ON ACTING AND DIRECTING

Ben Kingsley on takes and retakes

I think you can learn to say something with one gesture instead of nine. I told a director once, “On take one I give you something, on take two if I am really doing my job I give you less, on take three even less than in take two.” I don’t mean in terms of generosity, I mean in terms of fiddling around as an actor. I bet with you that take three is the best take, because all the energy is going into fiddling around, but if you can dare tobe still – which is quite hard – you can be more focused. I think you can learn stillness like with certain painters and composers – and I wouldn’t elevate myself to that level – but occasionally I think actors become artists for a few seconds. A painter is doing something with one brushstroke that is brilliant but if he would add something he is lost. Or one note in a symphony, it is just astonishing, but if you had more notes next to it, it’s lost. It is that economy that we can learn.

Anthony Hopkins on special talents

You have to be careful of that because when you begin to believe you have license because you are a special person breathing special oxygen, that’s when you’re in big trouble. That’s the road to insanity. And a lot of people in the studios are like that. They believe that they are special. I do think actors are blessed, or cursed, with maybe a slightly heightened awareness, which you have to use. That’s all. It doesn’t mean you’re superior or better than anyone it just means that’s the way our brains tick.

Francis Ford Coppola on film making

I’m 80 years old now, and little by little over your lifetime you begin to understand things that you didn’t understand earlier. And one of the things I understand is — well, many things in truth — but the fact that I chose to always work in different genres was a good thing. That has always been my ambition during my career, especially when I was younger. Having burst into the scene with a gangster film like The Godfather, I was very reluctant to do another gangster film or anything like that because I wanted to attempt something totally different so I could learn from it.
So I went from the classic formalism of The Godfather, in which, as you know, the camera rarely moves, it’s built block by block, to a film like Apocalypse Now, which has a totally different style, it’s constantly moving. It was a risky type of film.

Jodie Foster on fear

Lately, I’ve really understood in a really personal way how fear is the core emotion that creates every choice for us.

My mom has dementia and to watch as she shed part of her socialization… What we got back down to was this core of fear…. I grew up in a single parent home house so my mom is a huge part of my life, the most significant relationship in my life that will ever be.

I look at a film like Little Man Tate, which is the first film I directed and is a movie about a mother and a son, and that is a specific relationship. I would say that one of the aspects of a mother and son relationship that is so interesting to me is how romantic it is.

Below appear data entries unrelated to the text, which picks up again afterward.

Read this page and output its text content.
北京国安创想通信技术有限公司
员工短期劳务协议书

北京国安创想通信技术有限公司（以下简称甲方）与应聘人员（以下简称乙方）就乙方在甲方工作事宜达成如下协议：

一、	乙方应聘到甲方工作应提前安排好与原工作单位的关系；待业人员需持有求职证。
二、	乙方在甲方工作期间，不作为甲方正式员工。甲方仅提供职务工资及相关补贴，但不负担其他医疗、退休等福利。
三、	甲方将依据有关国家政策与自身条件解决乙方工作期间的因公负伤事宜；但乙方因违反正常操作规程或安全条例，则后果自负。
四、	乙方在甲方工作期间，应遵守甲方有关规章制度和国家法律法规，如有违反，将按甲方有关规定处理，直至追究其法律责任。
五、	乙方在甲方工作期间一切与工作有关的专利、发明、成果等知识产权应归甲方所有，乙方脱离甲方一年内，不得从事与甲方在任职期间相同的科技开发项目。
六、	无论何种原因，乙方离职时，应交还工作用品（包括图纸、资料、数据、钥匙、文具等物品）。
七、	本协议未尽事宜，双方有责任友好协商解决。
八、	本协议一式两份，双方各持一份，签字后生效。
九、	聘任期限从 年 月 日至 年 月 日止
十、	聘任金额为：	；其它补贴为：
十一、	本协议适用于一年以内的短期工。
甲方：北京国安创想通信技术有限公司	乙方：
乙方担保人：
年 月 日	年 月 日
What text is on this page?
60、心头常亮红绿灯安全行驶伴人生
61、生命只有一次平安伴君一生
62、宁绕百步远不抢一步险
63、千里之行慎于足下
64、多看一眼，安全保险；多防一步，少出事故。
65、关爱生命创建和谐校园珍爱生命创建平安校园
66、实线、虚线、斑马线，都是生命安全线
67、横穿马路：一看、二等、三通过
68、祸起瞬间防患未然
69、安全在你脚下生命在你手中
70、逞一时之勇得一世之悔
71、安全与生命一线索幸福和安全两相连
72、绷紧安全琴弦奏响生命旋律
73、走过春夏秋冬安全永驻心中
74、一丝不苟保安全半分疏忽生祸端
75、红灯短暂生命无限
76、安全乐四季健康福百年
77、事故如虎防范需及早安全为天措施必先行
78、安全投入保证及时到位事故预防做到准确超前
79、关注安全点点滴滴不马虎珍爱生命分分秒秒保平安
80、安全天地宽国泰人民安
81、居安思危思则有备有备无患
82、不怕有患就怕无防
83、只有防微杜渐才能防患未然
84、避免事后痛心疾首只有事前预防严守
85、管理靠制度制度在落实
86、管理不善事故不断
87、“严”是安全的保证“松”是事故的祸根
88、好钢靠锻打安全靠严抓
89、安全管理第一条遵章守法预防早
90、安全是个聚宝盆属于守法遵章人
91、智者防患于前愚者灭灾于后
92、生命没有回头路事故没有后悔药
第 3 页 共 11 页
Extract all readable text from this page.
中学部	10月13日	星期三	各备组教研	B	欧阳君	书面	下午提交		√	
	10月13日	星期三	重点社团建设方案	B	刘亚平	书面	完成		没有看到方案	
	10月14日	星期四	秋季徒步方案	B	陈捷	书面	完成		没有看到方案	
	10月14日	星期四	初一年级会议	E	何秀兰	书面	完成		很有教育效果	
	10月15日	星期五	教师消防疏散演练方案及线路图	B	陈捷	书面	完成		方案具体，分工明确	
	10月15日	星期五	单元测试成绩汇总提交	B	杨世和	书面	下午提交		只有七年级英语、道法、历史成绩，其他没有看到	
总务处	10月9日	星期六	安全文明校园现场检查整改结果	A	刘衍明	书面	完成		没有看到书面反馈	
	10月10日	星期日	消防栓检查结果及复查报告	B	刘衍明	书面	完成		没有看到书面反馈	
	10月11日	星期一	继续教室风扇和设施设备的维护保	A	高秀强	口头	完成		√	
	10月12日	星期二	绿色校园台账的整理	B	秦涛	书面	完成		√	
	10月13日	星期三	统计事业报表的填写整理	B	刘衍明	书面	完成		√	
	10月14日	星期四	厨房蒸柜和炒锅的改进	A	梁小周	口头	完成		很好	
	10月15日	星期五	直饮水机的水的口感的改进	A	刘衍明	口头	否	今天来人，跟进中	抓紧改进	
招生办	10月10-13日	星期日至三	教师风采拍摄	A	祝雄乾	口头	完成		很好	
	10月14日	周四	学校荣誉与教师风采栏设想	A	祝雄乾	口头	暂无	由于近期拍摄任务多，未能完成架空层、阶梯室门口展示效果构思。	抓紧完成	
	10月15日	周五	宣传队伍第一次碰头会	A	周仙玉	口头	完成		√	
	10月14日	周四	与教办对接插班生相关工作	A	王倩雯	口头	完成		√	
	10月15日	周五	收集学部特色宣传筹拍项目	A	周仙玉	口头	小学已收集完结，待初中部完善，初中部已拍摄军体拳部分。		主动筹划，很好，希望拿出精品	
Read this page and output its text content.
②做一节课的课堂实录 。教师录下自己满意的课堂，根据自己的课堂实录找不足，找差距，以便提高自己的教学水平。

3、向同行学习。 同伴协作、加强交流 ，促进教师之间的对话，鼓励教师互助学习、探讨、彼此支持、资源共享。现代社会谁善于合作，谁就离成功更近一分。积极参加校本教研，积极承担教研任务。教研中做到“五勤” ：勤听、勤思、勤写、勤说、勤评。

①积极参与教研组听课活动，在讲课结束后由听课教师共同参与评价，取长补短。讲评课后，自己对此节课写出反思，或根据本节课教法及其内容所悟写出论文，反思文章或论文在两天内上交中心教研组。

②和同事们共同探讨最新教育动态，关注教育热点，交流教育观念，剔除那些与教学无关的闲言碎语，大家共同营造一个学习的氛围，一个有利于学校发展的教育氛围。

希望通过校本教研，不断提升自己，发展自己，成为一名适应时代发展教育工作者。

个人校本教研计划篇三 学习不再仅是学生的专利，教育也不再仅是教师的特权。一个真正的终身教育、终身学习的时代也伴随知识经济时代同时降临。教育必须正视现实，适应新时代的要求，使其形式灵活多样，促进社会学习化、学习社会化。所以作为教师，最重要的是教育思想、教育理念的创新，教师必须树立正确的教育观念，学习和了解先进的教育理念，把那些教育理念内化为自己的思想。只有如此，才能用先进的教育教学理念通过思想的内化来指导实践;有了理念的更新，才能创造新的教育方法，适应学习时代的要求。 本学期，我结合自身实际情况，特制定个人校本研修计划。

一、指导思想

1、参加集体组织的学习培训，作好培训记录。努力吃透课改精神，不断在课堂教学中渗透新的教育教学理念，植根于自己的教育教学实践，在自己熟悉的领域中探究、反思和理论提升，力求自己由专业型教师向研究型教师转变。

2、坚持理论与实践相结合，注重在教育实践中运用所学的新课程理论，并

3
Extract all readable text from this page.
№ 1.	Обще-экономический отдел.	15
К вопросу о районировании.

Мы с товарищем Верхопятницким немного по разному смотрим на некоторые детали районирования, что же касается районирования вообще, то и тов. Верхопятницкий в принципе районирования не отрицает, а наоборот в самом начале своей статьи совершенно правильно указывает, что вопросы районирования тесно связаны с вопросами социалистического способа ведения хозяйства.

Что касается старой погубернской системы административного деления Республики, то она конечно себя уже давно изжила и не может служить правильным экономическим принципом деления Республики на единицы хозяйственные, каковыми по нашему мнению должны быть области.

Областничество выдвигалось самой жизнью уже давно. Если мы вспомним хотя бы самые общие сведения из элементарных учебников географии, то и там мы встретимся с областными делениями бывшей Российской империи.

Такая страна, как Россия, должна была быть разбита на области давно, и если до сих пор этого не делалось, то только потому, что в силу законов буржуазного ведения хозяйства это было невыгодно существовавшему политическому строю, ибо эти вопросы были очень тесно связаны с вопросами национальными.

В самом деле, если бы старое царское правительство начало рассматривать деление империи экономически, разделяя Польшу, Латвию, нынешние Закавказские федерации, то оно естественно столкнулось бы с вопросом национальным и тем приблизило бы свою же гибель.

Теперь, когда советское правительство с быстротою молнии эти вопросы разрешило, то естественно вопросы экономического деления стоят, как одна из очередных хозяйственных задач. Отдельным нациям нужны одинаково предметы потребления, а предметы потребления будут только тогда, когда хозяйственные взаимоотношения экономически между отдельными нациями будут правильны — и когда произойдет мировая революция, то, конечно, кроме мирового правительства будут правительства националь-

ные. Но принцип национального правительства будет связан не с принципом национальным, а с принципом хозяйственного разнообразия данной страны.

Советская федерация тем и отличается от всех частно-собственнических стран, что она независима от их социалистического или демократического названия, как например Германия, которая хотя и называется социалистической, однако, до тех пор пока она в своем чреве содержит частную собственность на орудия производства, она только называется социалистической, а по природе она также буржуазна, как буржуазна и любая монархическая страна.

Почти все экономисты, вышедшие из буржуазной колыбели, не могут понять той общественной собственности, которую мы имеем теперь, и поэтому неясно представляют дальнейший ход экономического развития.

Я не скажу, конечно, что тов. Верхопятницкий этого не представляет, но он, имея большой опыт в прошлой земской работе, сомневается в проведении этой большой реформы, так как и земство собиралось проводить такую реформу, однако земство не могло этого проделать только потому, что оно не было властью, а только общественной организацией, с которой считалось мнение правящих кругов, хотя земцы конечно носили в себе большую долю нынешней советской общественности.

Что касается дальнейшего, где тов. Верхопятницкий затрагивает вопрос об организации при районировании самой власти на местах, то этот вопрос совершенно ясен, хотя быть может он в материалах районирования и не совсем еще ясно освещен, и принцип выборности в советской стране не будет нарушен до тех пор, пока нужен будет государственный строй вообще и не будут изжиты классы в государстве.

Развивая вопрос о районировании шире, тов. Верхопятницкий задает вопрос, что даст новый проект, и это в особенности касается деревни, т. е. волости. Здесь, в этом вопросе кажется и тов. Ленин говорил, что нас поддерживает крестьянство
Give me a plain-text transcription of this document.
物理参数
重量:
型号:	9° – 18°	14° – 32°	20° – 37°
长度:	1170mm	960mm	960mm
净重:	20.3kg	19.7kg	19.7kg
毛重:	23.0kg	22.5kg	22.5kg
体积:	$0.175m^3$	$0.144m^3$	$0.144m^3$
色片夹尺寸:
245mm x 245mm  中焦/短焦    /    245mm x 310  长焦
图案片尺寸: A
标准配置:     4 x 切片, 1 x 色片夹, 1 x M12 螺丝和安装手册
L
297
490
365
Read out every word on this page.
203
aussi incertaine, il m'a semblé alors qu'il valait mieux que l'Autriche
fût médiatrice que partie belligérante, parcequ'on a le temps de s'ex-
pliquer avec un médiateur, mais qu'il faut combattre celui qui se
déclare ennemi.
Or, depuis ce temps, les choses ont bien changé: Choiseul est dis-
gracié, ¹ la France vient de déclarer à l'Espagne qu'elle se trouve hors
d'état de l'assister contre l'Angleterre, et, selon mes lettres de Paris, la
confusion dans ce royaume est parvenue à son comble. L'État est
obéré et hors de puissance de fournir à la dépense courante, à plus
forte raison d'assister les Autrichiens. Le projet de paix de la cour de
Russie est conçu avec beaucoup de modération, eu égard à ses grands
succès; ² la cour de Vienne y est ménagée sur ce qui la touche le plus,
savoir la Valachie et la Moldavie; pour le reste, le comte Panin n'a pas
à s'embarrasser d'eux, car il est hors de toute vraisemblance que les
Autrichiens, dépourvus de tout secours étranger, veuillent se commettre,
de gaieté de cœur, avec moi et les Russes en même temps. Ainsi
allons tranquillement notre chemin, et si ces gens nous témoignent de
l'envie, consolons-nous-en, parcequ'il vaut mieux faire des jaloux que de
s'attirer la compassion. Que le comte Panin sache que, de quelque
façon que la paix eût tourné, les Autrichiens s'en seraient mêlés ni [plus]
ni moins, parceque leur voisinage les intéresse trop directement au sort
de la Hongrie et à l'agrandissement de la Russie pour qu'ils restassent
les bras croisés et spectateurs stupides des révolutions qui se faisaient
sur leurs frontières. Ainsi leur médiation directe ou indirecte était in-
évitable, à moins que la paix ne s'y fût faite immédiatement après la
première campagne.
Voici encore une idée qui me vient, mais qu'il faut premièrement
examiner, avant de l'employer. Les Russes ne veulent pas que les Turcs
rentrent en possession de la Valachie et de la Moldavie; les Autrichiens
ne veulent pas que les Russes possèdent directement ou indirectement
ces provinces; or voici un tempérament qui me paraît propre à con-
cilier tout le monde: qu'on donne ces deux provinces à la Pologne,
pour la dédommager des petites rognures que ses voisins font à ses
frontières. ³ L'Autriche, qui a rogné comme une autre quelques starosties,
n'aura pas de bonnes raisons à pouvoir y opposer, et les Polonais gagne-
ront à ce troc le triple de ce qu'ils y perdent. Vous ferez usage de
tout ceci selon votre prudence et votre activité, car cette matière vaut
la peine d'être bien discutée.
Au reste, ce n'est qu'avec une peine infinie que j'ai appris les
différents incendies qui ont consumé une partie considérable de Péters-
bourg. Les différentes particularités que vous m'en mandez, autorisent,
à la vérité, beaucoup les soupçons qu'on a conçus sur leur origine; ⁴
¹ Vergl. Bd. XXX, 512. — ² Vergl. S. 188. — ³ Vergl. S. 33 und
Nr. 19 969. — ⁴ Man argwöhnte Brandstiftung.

There is something about raising somebody who will become one of the most powerful people in the universe. That’s what I thought Little Man Tate was about: raising a herald for the next generation, a prodigy, somebody who is the new messenger for the next generation. And when you raise a prodigy you are raising the man who was born of your female pain and your separation of yourself. He is an outcrop of that, you know? You’re raising them from infancy, and that awe in front of this child that you are raising in their differentness, and how different they are… It articulates itself through a certain kind of romanticism, and a kind of love that feels like partner love. And that’s a weird thing to say — except in these types of movies you see where that comes out.